Bogor, Jawa Barat (ANTARA) – Presiden Prabowo Subianto berjanji akan menjamin perumahan yang layak untuk semua rakyat Indonesia, dengan menempatkan sektor ini sebagai pilar pertumbuhan ekonomi.
“Perumahan sangat penting. Tidak hanya memenuhi kebutuhan dasar, terutama bagi warga berpenghasilan rendah, tetapi juga bisa menjadi mesin pertumbuhan yang kuat,” kata Prabowo dalam sebuah acara di Cileungsi, Kabupaten Bogor, pada Senin.
Dia mengumumkan target ambisius untuk membangun tiga juta rumah, yang menekankan tekad pemerintahannya untuk memenuhi permintaan.
“Kami menetapkan target yang sangat tinggi: tiga juta rumah. Itulah yang harus kita perjuangkan. Saya teringat kata-kata Bung Karno: ‘Bermimpilah setinggi langit. Jika kau jatuh, kau akan berada di antara bintang-bintang,'” ujarnya.
Prabowo menekankan bahwa program perumahan akan diperkuat sejalan dengan upaya mengamankan pangan dan energi.
“Saya yakin tahun depan kita akan membangun lebih banyak rumah lagi.

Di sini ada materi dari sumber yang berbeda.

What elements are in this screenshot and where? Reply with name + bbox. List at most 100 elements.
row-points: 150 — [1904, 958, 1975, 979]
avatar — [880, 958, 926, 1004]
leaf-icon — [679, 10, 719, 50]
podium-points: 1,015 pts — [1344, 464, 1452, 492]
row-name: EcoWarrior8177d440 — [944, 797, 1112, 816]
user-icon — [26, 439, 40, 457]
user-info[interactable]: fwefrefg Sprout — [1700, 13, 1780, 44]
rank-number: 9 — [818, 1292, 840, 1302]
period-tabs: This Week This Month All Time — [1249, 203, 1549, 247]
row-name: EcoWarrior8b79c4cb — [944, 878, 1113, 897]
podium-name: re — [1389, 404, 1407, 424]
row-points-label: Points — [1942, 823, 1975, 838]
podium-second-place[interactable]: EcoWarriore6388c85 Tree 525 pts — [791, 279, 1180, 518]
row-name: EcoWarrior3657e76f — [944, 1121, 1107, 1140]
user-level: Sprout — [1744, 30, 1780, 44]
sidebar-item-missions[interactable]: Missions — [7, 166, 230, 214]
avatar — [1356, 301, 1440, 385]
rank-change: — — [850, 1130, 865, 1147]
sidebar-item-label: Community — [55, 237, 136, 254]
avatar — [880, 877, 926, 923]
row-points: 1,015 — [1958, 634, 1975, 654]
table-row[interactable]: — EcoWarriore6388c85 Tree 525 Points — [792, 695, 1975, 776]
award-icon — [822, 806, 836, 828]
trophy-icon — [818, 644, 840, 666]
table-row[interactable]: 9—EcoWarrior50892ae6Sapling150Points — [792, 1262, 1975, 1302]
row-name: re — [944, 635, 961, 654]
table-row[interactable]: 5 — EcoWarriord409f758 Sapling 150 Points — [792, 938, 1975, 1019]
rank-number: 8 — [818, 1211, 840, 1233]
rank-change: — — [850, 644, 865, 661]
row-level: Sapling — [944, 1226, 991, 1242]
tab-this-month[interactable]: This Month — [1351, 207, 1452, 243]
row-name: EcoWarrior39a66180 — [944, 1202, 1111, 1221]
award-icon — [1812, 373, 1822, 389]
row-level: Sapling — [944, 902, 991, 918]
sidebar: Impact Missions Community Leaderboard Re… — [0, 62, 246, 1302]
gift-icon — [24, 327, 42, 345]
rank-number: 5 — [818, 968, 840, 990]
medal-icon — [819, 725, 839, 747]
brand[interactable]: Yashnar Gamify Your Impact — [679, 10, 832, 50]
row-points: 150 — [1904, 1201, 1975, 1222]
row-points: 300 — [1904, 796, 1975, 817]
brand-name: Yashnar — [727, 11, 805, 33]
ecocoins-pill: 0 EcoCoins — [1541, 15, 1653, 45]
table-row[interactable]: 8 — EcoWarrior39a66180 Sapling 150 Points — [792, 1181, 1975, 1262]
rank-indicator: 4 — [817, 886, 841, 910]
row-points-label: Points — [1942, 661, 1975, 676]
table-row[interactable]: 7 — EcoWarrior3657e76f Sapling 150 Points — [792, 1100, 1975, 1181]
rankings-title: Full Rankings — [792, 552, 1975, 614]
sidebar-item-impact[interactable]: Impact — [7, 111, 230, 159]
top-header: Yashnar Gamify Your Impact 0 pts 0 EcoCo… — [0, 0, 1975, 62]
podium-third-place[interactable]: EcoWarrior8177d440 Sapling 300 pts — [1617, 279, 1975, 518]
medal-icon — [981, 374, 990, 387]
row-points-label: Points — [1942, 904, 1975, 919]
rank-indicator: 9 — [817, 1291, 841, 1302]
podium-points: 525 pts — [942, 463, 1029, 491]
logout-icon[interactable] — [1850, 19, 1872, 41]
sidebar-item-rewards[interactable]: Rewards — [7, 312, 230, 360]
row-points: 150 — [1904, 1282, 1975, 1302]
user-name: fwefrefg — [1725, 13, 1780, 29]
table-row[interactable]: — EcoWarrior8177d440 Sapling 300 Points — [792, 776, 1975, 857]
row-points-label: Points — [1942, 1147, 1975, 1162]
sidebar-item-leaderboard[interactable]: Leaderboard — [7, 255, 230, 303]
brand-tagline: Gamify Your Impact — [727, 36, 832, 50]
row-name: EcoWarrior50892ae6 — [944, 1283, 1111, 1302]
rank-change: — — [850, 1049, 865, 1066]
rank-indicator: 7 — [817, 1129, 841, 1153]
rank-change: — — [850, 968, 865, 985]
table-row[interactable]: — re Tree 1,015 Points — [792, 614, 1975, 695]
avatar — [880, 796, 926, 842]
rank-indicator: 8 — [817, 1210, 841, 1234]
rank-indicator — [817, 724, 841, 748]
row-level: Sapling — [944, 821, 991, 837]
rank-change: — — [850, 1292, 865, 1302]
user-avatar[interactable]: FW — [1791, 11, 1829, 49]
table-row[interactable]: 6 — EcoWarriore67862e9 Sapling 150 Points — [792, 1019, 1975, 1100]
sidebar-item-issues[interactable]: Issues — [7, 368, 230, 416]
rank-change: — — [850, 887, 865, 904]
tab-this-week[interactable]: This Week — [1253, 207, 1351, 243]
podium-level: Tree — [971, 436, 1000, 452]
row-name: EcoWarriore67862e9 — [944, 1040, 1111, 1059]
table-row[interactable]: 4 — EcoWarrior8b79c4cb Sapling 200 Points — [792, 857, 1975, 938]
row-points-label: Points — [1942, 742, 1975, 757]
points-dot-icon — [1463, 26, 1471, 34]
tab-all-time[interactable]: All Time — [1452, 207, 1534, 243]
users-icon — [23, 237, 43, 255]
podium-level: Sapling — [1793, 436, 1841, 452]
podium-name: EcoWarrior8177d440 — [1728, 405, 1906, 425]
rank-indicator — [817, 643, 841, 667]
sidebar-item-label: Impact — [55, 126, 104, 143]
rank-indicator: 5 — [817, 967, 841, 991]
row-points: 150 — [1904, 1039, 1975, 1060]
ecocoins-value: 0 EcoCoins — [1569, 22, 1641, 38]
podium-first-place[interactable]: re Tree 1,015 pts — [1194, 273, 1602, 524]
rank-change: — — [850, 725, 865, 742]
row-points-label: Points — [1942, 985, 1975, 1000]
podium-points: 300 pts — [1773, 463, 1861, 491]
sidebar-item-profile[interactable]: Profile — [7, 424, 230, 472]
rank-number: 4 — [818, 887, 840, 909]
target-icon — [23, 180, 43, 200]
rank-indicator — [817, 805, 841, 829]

Kami akan mengamankan perumahan, pangan, dan energi—semuanya untuk rakyat,” katanya.
Pemerintahannya telah memetakan delapan langkah kebijakan untuk memudahkan akses ke perumahan terjangkau, khususnya bagi kelompok berpenghasilan rendah, dengan memotong biaya dan birokrasi.
Kebijakan tersebut termasuk pembebasan pajak acquisition tax (BPHTB) 5% untuk pembeli rumah pertama; izin mendirikan bangunan (IMB) yang gratis dan lebih cepat untuk perumahan bersubsidi; dan PPN yang ditanggung pemerintah untuk rumah dengan harga di bawah dua miliar rupiah.
Langkah lainnya adalah menurunkan persyaratan giro untuk bank, dari lima menjadi empat persen untuk meningkatkan likuiditas KPR; serta menaikkan kuota KPR bersubsidi (FLPP) tahunan menjadi 350.000 unit dari 220.000.
Pemerintah juga melibatkan perusahaan swasta dalam renovasi rumah melalui Program Bantuan Stimulan Perumahan (BSPS), memperluas opsi KPR fleksibel, dan mengizinkan bank swasta bersama bank BUMN untuk menyalurkan pinjaman FLPP.
Kelolosan untuk kredit bersubsidi telah diperluas hingga mencakup pekerja rumah tangga, guru, buruh pabrik, dan karyawan sektor informal, sehingga memperluas akses kepemilikan rumah.